To assess the effectiveness of a volunteer-delivered, tailored telephone-based intervention in reducing unmet supportive care needs and elevated levels of anxiety and depression among people with colorectal cancer

Intervention Characteristics/Basic Study Process:

The intervention utilized a checklist of unmet needs that patients with colorectal cancer completed.

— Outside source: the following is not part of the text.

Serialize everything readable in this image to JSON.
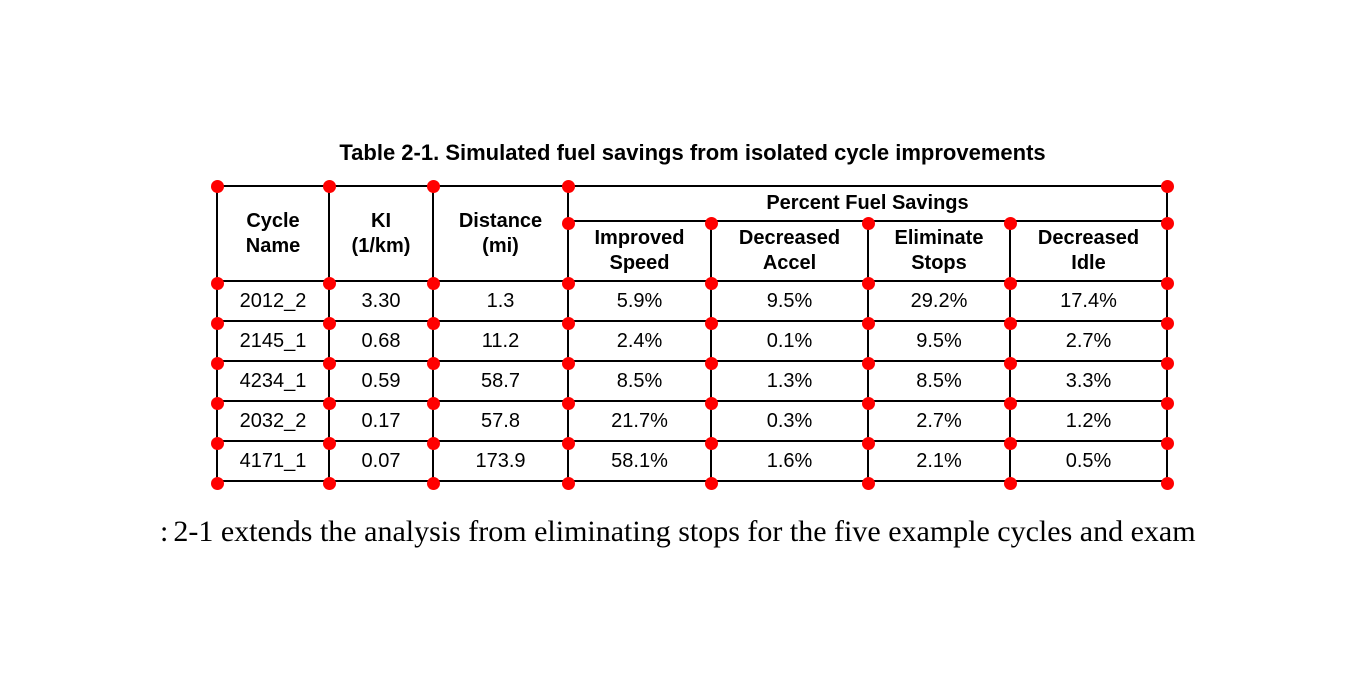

Specially trained volunteers then followed up with patients, by means of telephone consultation, to review needs and devise an action plan.

Sample Characteristics:

  • The study reported on a sample of 653 patients with colorectal cancer.
  • Mean patient age was 64.57 years (SD = 9.2 years).
  • The sample was 40.5% female and 59.5% male.
  • Of sample patients, 78% were married; 49% had undergone chemotherapy, 89% had undergone surgery, and 10% had undergone radiotherapy; and almost 90% had at least a high school education.

Setting:

  • Outpatient setting
  • Australia

Phase of Care and Clinical Applications:

Transition phase of care

Study Design:

Randomized controlled trial

Measurement Instruments/Methods:

  • Supportive Care Need Survey (SCNS)
  • Hospital Anxiety and Depression Scale (HADS)
  • Nine-item colorectal cancer symptom checklist (developed for study)
  • Eleven-item questionnaire on the use of supportive care services (developed for study)
  • Medical Outcome Study Social Support Survey (MOS-SSS)

Results:

  • The prevalence of elevated anxiety decreased over time in the intervention group (p < 0.01).
  • Compared to the control group, the intervention group reported a greater use of services (p < 0.01).

Conclusions:

This study suggests that a volunteer-delivered, telephone-based intervention is plausible and acceptable to patients with cancer and that the intervention was effective in getting patients to use available services. This approach was associated with reduced anxiety over time, but did not have an impact on depression or prevalence of unmet needs as identified by the patients.

Limitations:

  • The study design lacked an attentional control.
  • The study did not include discussion regarding supportive services utilized and whether they met patients’ unmet needs.
  • The intervention was delivered to patients three to four months postdiagnosis, and the highest period of unmet needs may actually be sooner in the treatment trajectory.

Nursing Implications:

Tailoring support and interventions to only those patients with unmet needs might be a better allocation of resources while producing significant results.